La sua storia in terra parmense comincia a 17 anni, ultimo nato di una famiglia di sei fratelli, nel 1982 parte per raggiungere il fratello Salvatore che aveva trovato lavoro in un’azienda agricola in provincia di Parma. In quegli anni la zona era diventata meta di numerosi dorgalesi che, prevalentemente, trovavano occupazione nel settore agricolo.

«Anch’io – racconta Franco Pittalis – mi indirizzai verso quel settore, Infatti la prima occupazione fu come operaio in un allevamento di suini. Dopo un anno arrivò la chiamata “alle armi” e partii per il servizio militare. Rientrato trovai occupazione come garzone in un caseificio che produceva Parmigiano. All’epoca il lavoro era molto pesante, la meccanizzazione era ancora lontana e tutte le operazioni venivano svolte manualmente».

Nel 1989 la svolta e Pittalis approda in quella che, ancora oggi, è l’azienda nella quale lavora. Raggiuge il fratello Salvatore che dirige la Sapar, una grande azienda agricola specializzata nell’allevamento di vacche da latte per la trasformazione in formaggio Parmigiano Reggiano.

«Nel 1992 l’azienda coltivava 200 ettari di terreno e allevava 400 capi di bestiame. Oggi il terreno è passato a 300 ettari e i capi allevati sono 2200» aggiunge Pittalis. Nel 1992 il fratello Salvatore decide di tornare in Sardegna.

«Io assunsi così la direzione dell’azienda. Oggi lavorano con me 14 dipendenti, cinque dei quali sono sardi e, cosa molto bella e impensabile fino a pochi anni fa, anche tre giovani emiliani di nemmeno 25 anni di età. Il lavoro di direzione è molto impegnativo e lo si può capire bene se si entra più nel dettaglio dei numeri dell’azienda: le 900 vacche in mungitura producono circa 9.500.000 litri di latte che, trasformati in formaggio, rappresentano 19mila forme di Parmigiano.

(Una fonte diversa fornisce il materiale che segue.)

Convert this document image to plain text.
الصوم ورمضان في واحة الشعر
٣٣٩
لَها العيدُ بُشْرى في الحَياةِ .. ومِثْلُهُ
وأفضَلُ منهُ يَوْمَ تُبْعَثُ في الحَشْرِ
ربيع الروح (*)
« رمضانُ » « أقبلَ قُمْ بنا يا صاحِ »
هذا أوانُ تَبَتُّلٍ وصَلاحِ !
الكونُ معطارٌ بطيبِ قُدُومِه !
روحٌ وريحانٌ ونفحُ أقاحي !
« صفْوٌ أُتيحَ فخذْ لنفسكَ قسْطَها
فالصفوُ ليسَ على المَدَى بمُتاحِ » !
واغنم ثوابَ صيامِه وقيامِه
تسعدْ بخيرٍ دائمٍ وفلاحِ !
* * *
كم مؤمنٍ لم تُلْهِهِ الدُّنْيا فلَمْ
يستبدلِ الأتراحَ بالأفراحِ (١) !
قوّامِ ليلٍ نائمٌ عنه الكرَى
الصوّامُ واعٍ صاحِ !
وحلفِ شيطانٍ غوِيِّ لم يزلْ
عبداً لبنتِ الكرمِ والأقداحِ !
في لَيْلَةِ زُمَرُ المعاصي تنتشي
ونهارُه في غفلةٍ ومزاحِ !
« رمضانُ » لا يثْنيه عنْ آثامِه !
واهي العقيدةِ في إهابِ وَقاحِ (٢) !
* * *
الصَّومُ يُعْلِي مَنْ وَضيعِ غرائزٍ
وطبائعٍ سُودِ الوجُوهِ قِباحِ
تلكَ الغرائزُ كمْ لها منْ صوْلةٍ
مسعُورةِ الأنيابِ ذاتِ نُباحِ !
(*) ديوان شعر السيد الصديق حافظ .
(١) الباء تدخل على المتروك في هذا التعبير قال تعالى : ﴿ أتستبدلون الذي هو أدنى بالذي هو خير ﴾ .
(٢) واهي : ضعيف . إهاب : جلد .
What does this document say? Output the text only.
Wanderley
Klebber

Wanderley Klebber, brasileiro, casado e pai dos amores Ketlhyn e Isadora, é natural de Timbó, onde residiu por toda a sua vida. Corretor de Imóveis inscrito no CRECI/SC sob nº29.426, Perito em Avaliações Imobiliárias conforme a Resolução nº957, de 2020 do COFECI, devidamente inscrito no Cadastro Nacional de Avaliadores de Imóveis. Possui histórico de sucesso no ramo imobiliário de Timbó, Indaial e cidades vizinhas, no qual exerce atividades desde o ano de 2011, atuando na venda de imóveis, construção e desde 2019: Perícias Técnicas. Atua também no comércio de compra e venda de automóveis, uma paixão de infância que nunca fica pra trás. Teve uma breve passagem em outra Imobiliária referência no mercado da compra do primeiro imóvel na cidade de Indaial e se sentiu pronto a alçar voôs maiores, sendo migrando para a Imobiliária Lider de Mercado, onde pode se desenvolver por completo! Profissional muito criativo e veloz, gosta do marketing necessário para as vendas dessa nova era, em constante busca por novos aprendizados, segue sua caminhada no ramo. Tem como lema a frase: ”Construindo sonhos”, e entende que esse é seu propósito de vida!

«Devo dire – aggiunge il dorgalese – che come me sono tanti i compaesani presenti in provincia di Parma che arrivati qui per lavorare o studiare,oggi ricoprono incarichi di responsabilità nei più svariati settori economici. Comunque,successo o meno – sottolinea – quelli che sono rimasti saldi sono i legami di amicizia e convivialità. Da alcuni anni si è formato il gruppo dei Dorgalesi “comunità” che ha organizzato eventi che hanno visto la partecipazione anche di più di 10mila persone, che hanno avuto la possibilità di apprezzare la nostra cucina, il nostro folklore, l’artigianato e tutto ciò che di bello e buono la nostra cultura offre. Una citazione particolare la meritano i nostri “cuchineris” che hanno prima deliziato gli occhi di tutti con i loro giganteschi “sa urredda” (forni) per arrostire i maialini e poi allietato tutti i palati al momento di degustarne le croccanti carni».

«Devo anche dire – aggiunge orgoglioso Franco Pittalis – che in tutta questa storia c’è una persona particolare che mi supporta e, soprattutto, mi “sopporta” da anni. Questa persona si chiama Elisa ed ho avuto la fortuna di sposarla nel 1993. Dal matrimonio con lei è poi arrivato Giulio, nostro figlio, che oggi ha 21 anni e lavora anche lui nel settore agro-alimentare. Se rifarei tutto ciò che ho fatto? – conclude il personaggio – La risposta è senza ombra di dubbio “Sì”! Tanto sacrificio e impegno per il lavoro mi hanno dato tante soddisfazioni. Ciò che posso dire è che sono orgoglioso di essere un sardo trapiantato in terra emiliana ma con le radici ed il cuore ancorati rivolti alla mia terra d’origine».